L’écriture sur soi aide-t-elle à se libérer de ses traumas ? La réponse à cette question n’est pas si évidente. Tout dépend de ce que l’on entend par « se libérer » et par « trauma ». Ou, dit autrement, tout dépend de l’ambition que vous placez dans votre écriture et de la profondeur de vos blessures. Au fond, qu’est-ce qui vous guide dans votre démarche ?
Si le but est seulement de vous soulager de quelques contrariétés ou d’une colère persistante, en lien avec un épisode précis de votre vie récente, prendre la plume ou le clavier peut vous apporter du réconfort. Mais cela sera-t-il aussi efficace qu’une bonne heure de course à pied ? Pas sûr.
Ecrire à fleur de peau, sous le coup d’émotions négatives, n’est pas propice au travail de mise à distance. C’est au contraire la quasi-certitude de vous perdre dans vos états d’âme. Si vous vous relisez à tête reposée, il y a fort à parier que votre prose vous paraîtra incroyablement égocentrique et prétentieuse.
Par ailleurs, faute de recul sur les évènements, vous risquez de propager une vision binaire, schématique, des conflits évoqués, ce qui est rédhibitoire pour quelque public que ce soit, y compris vous-même en tant que lecteur. Qui lira une histoire dont vous êtes à chaque page, à chaque ligne, la victime impuissante, se lamentant sur son sort ou étalant ses ressentiments à la face du monde ? La victime intéresse le lecteur dans la mesure où elle se rebelle, se relève de ses épreuves, ou du moins, agit en ce sens. Qu’avez-vous appris dans l’adversité ? En quoi avez-vous été transformé par vos expériences ? Ce sont ces questionnements qui conféreront épaisseur et puissance à votre propos.
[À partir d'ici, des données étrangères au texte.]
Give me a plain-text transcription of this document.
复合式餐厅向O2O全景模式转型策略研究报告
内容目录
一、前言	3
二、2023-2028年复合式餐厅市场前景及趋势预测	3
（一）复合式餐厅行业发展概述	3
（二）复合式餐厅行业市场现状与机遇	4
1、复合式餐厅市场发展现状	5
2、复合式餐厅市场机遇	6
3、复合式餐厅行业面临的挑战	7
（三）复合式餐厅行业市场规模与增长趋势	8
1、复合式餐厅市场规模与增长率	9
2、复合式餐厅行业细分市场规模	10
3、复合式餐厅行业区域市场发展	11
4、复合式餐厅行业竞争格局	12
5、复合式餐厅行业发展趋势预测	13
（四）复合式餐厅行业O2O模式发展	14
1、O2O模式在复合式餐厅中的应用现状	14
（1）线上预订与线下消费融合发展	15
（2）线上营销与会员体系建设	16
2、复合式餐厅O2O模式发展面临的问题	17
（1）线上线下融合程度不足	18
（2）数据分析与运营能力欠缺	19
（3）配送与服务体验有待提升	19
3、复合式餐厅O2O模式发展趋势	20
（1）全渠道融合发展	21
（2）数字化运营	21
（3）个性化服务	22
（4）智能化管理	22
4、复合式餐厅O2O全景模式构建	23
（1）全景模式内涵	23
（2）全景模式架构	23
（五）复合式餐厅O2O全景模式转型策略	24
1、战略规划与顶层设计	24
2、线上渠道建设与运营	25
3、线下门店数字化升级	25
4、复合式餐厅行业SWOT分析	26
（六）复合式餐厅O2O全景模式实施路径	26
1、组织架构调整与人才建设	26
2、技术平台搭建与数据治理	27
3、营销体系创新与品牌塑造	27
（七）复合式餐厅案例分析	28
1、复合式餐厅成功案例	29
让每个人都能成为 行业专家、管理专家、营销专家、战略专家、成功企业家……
A contrario, il est essentiel de laisser émerger les failles de vos antagonistes. La cheffe hystérique qui vous a pourri l’ambiance au bureau jusqu’à vous pousser dehors, ou le chefaillon acariâtre qui vous a tant brimé, ne peuvent-ils pas avoir été, eux aussi, sous un autre angle, des victimes ? Imaginez ! Avant de devenir les collègues imbuvables que vous avez subis, ils ont peut-être été persécutés durant leur enfance ? De surcroît, sont-ils heureux, aujourd’hui ? Vous apparaissent-ils épanouis, ou plutôt rongés eux-mêmes, de l’intérieur, par leur toxicité ?
Bien sûr, il ne s’agit pas là de les dédouaner de leurs responsabilités, de minimiser la réalité de leurs méfaits, ni de relativiser les préjudices que vous avez endurés. Il s’agit seulement de rendre vos personnages tangibles et appropriables par le lecteur, la lectrice. Dans la vie réelle, chacun, chacune a ses travers, ses parts d’ombre et ses mauvais sentiments. Et donc, la crédibilité de votre récit suppose de faire place à cette ambivalence constitutive de notre nature humaine. Une règle valable aussi bien pour les textes à caractère biographique que pour les fictions.
L’écriture libère des traumas dans la mesure où elle permet la nuance. Mais accueillir la nuance n’est pas toujours évident.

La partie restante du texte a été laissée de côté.